Question

IQ scores are normally distributed with a mean of 100 and a standard deviation of 15. What percentage of people have an IQ score between 69 and 132, to the nearest tenth?

Answer 1

96.4% of people have an IQ score between 69 and 132

Explanation:

When the distribution is normal, we use the z-score formula.

In a set with mean
`\mu` and standard deviation
`\sigma`, the zscore of a measure X is given by:

`Z = (X - \mu)/(\sigma)`

The Z-score measures how many standard deviations the measure is from the mean. After finding the Z-score, we look at the z-score table and find the p-value associated with this z-score.

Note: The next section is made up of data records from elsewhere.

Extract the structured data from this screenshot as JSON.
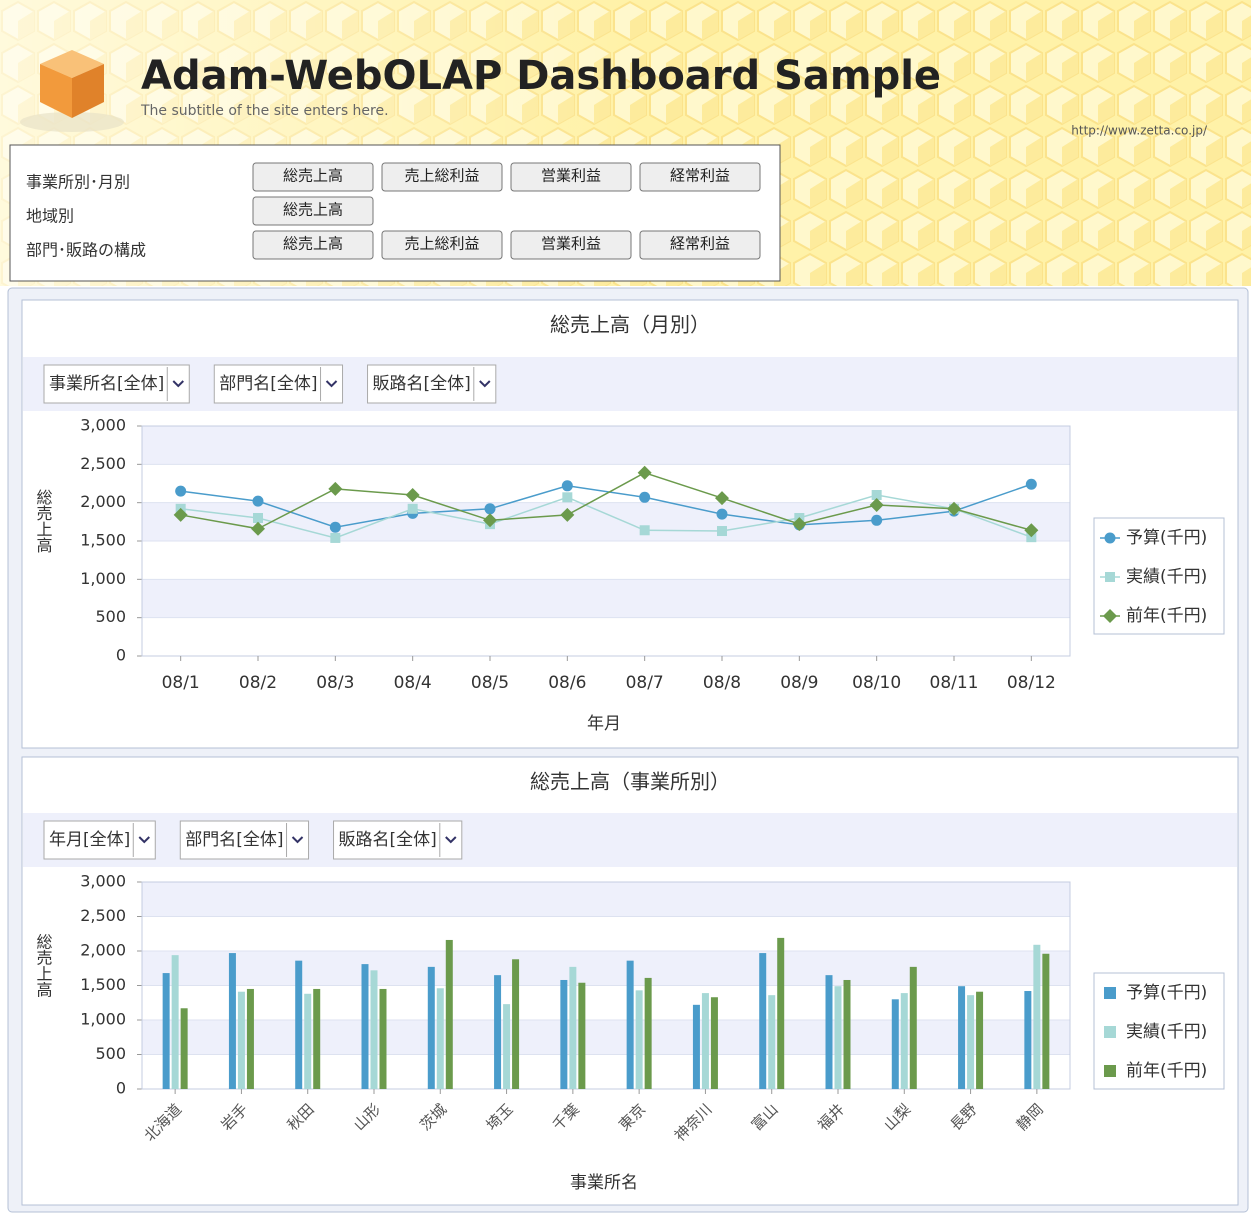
{
  "header": {
    "title": "Adam-WebOLAP Dashboard Sample",
    "subtitle": "The subtitle of the site enters here.",
    "url": "http://www.zetta.co.jp/"
  },
  "nav": {
    "rows": [
      {
        "label": "事業所別･月別",
        "buttons": [
          "総売上高",
          "売上総利益",
          "営業利益",
          "経常利益"
        ]
      },
      {
        "label": "地域別",
        "buttons": [
          "総売上高"
        ]
      },
      {
        "label": "部門･販路の構成",
        "buttons": [
          "総売上高",
          "売上総利益",
          "営業利益",
          "経常利益"
        ]
      }
    ]
  },
  "chart_data": [
    {
      "type": "line",
      "title": "総売上高（月別）",
      "filters": [
        "事業所名[全体]",
        "部門名[全体]",
        "販路名[全体]"
      ],
      "x_label": "年月",
      "y_label": "総売上高",
      "categories": [
        "08/1",
        "08/2",
        "08/3",
        "08/4",
        "08/5",
        "08/6",
        "08/7",
        "08/8",
        "08/9",
        "08/10",
        "08/11",
        "08/12"
      ],
      "series": [
        {
          "name": "予算(千円)",
          "color": "#4a9ccb",
          "marker": "circle",
          "values": [
            2150,
            2020,
            1680,
            1860,
            1920,
            2220,
            2070,
            1850,
            1710,
            1770,
            1890,
            2240
          ]
        },
        {
          "name": "実績(千円)",
          "color": "#a6d8d6",
          "marker": "square",
          "values": [
            1920,
            1800,
            1540,
            1920,
            1720,
            2070,
            1640,
            1630,
            1800,
            2100,
            1920,
            1550
          ]
        },
        {
          "name": "前年(千円)",
          "color": "#6b9a4c",
          "marker": "diamond",
          "values": [
            1840,
            1660,
            2180,
            2100,
            1770,
            1840,
            2390,
            2060,
            1720,
            1970,
            1920,
            1640
          ]
        }
      ],
      "ylim": [
        0,
        3000
      ],
      "yticks": [
        0,
        500,
        {
          "value": 1000,
          "label": "1,000"
        },
        {
          "value": 1500,
          "label": "1,500"
        },
        {
          "value": 2000,
          "label": "2,000"
        },
        {
          "value": 2500,
          "label": "2,500"
        },
        {
          "value": 3000,
          "label": "3,000"
        }
      ],
      "grid": true
    },
    {
      "type": "bar",
      "title": "総売上高（事業所別）",
      "filters": [
        "年月[全体]",
        "部門名[全体]",
        "販路名[全体]"
      ],
      "x_label": "事業所名",
      "y_label": "総売上高",
      "categories": [
        "北海道",
        "岩手",
        "秋田",
        "山形",
        "茨城",
        "埼玉",
        "千葉",
        "東京",
        "神奈川",
        "富山",
        "福井",
        "山梨",
        "長野",
        "静岡"
      ],
      "series": [
        {
          "name": "予算(千円)",
          "color": "#4a9ccb",
          "values": [
            1680,
            1970,
            1860,
            1810,
            1770,
            1650,
            1580,
            1860,
            1220,
            1970,
            1650,
            1300,
            1490,
            1420
          ]
        },
        {
          "name": "実績(千円)",
          "color": "#a6d8d6",
          "values": [
            1940,
            1410,
            1380,
            1720,
            1460,
            1230,
            1770,
            1430,
            1390,
            1360,
            1490,
            1390,
            1360,
            2090
          ]
        },
        {
          "name": "前年(千円)",
          "color": "#6b9a4c",
          "values": [
            1170,
            1450,
            1450,
            1450,
            2160,
            1880,
            1540,
            1610,
            1330,
            2190,
            1580,
            1770,
            1410,
            1960
          ]
        }
      ],
      "ylim": [
        0,
        3000
      ],
      "yticks": [
        0,
        500,
        {
          "value": 1000,
          "label": "1,000"
        },
        {
          "value": 1500,
          "label": "1,500"
        },
        {
          "value": 2000,
          "label": "2,000"
        },
        {
          "value": 2500,
          "label": "2,500"
        },
        {
          "value": 3000,
          "label": "3,000"
        }
      ],
      "grid": true
    }
  ]
}
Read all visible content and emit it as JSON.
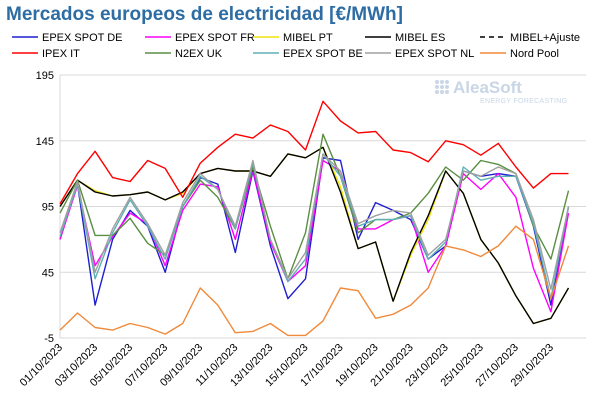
{
  "chart_data": {
    "type": "line",
    "title": "Mercados europeos de electricidad [€/MWh]",
    "logo": {
      "name": "AleaSoft",
      "tagline": "ENERGY FORECASTING"
    },
    "ylim": [
      -5,
      195
    ],
    "yticks": [
      -5,
      45,
      95,
      145,
      195
    ],
    "grid": true,
    "legend_placement": "top",
    "xticks": [
      "01/10/2023",
      "03/10/2023",
      "05/10/2023",
      "07/10/2023",
      "09/10/2023",
      "11/10/2023",
      "13/10/2023",
      "15/10/2023",
      "17/10/2023",
      "19/10/2023",
      "21/10/2023",
      "23/10/2023",
      "25/10/2023",
      "27/10/2023",
      "29/10/2023"
    ],
    "x": [
      "01/10/2023",
      "02/10/2023",
      "03/10/2023",
      "04/10/2023",
      "05/10/2023",
      "06/10/2023",
      "07/10/2023",
      "08/10/2023",
      "09/10/2023",
      "10/10/2023",
      "11/10/2023",
      "12/10/2023",
      "13/10/2023",
      "14/10/2023",
      "15/10/2023",
      "16/10/2023",
      "17/10/2023",
      "18/10/2023",
      "19/10/2023",
      "20/10/2023",
      "21/10/2023",
      "22/10/2023",
      "23/10/2023",
      "24/10/2023",
      "25/10/2023",
      "26/10/2023",
      "27/10/2023",
      "28/10/2023",
      "29/10/2023",
      "30/10/2023",
      "31/10/2023"
    ],
    "series": [
      {
        "name": "EPEX SPOT DE",
        "color": "#1f1fd1",
        "dash": "",
        "values": [
          70,
          112,
          20,
          70,
          92,
          80,
          45,
          95,
          117,
          112,
          60,
          122,
          65,
          25,
          40,
          132,
          130,
          70,
          98,
          92,
          85,
          55,
          65,
          122,
          118,
          120,
          118,
          80,
          20,
          95,
          null
        ]
      },
      {
        "name": "EPEX SPOT FR",
        "color": "#ff00ff",
        "dash": "",
        "values": [
          70,
          111,
          50,
          72,
          90,
          82,
          50,
          92,
          112,
          110,
          70,
          123,
          68,
          38,
          50,
          130,
          122,
          78,
          78,
          85,
          88,
          45,
          65,
          120,
          108,
          120,
          102,
          48,
          15,
          90,
          null
        ]
      },
      {
        "name": "MIBEL PT",
        "color": "#f2e411",
        "dash": "",
        "values": [
          95,
          115,
          107,
          103,
          104,
          106,
          100,
          105,
          120,
          124,
          122,
          122,
          118,
          135,
          132,
          140,
          110,
          63,
          68,
          23,
          58,
          85,
          122,
          105,
          70,
          52,
          27,
          6,
          10,
          33,
          null
        ]
      },
      {
        "name": "MIBEL ES",
        "color": "#000000",
        "dash": "",
        "values": [
          95,
          115,
          106,
          103,
          104,
          106,
          100,
          106,
          120,
          124,
          122,
          122,
          118,
          135,
          132,
          140,
          106,
          63,
          68,
          23,
          60,
          88,
          122,
          105,
          70,
          52,
          27,
          6,
          10,
          33,
          null
        ]
      },
      {
        "name": "MIBEL+Ajuste",
        "color": "#000000",
        "dash": "5,4",
        "values": [
          null,
          null,
          null,
          null,
          null,
          null,
          null,
          null,
          null,
          null,
          null,
          null,
          null,
          null,
          null,
          null,
          null,
          null,
          null,
          null,
          null,
          null,
          null,
          null,
          null,
          null,
          null,
          null,
          null,
          null,
          null
        ]
      },
      {
        "name": "IPEX IT",
        "color": "#ff0000",
        "dash": "",
        "values": [
          97,
          120,
          137,
          117,
          114,
          130,
          124,
          102,
          128,
          140,
          150,
          147,
          157,
          152,
          138,
          175,
          160,
          151,
          152,
          138,
          136,
          129,
          145,
          142,
          134,
          143,
          125,
          109,
          120,
          120,
          null
        ]
      },
      {
        "name": "N2EX UK",
        "color": "#5a8f42",
        "dash": "",
        "values": [
          90,
          115,
          73,
          73,
          86,
          67,
          58,
          95,
          115,
          102,
          78,
          125,
          80,
          40,
          75,
          150,
          118,
          75,
          85,
          85,
          90,
          105,
          125,
          115,
          130,
          127,
          120,
          80,
          55,
          107,
          null
        ]
      },
      {
        "name": "EPEX SPOT BE",
        "color": "#5eb0b5",
        "dash": "",
        "values": [
          72,
          112,
          40,
          75,
          100,
          80,
          55,
          95,
          118,
          108,
          78,
          128,
          70,
          38,
          55,
          135,
          118,
          80,
          85,
          85,
          88,
          55,
          68,
          125,
          115,
          118,
          118,
          82,
          25,
          95,
          null
        ]
      },
      {
        "name": "EPEX SPOT NL",
        "color": "#a0a0a0",
        "dash": "",
        "values": [
          75,
          114,
          45,
          78,
          102,
          82,
          58,
          98,
          120,
          108,
          80,
          130,
          70,
          40,
          60,
          135,
          122,
          82,
          88,
          92,
          90,
          58,
          70,
          122,
          118,
          125,
          120,
          85,
          32,
          95,
          null
        ]
      },
      {
        "name": "Nord Pool",
        "color": "#f0893a",
        "dash": "",
        "values": [
          1,
          14,
          3,
          1,
          6,
          3,
          -2,
          6,
          33,
          20,
          -1,
          0,
          6,
          -3,
          -3,
          8,
          33,
          31,
          10,
          13,
          20,
          33,
          65,
          62,
          57,
          65,
          80,
          70,
          25,
          65,
          null
        ]
      }
    ]
  }
}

This p-value is the probability that the value of the measure is smaller than X, that is, the percentile of X. Subtracting 1 by the pvalue, we get the probability that the value of the measure is greater than X.

In this question:

`\mu = 100, \sigma = 15`

What percentage of people have an IQ score between 69 and 132, to the nearest tenth?

The proportion is the pvalue of Z when X = 142 subtracted by the pvalue of Z when X = 69. The percentage is the proportion multiplied by 100. So

X = 132

`Z = (X - \mu)/(\sigma)`

`Z = (132 - 100)/(15)`

`Z = 2.13`

`Z = 2.13` has a pvalue of 0.983

X = 69

`Z = (X - \mu)/(\sigma)`

`Z = (69 - 100)/(15)`

`Z = -2.07`

`Z = -2.07` has a pvalue of 0.019

0.983 - 0.019 = 0.964

0.964*100 = 96.4%

96.4% of people have an IQ score between 69 and 132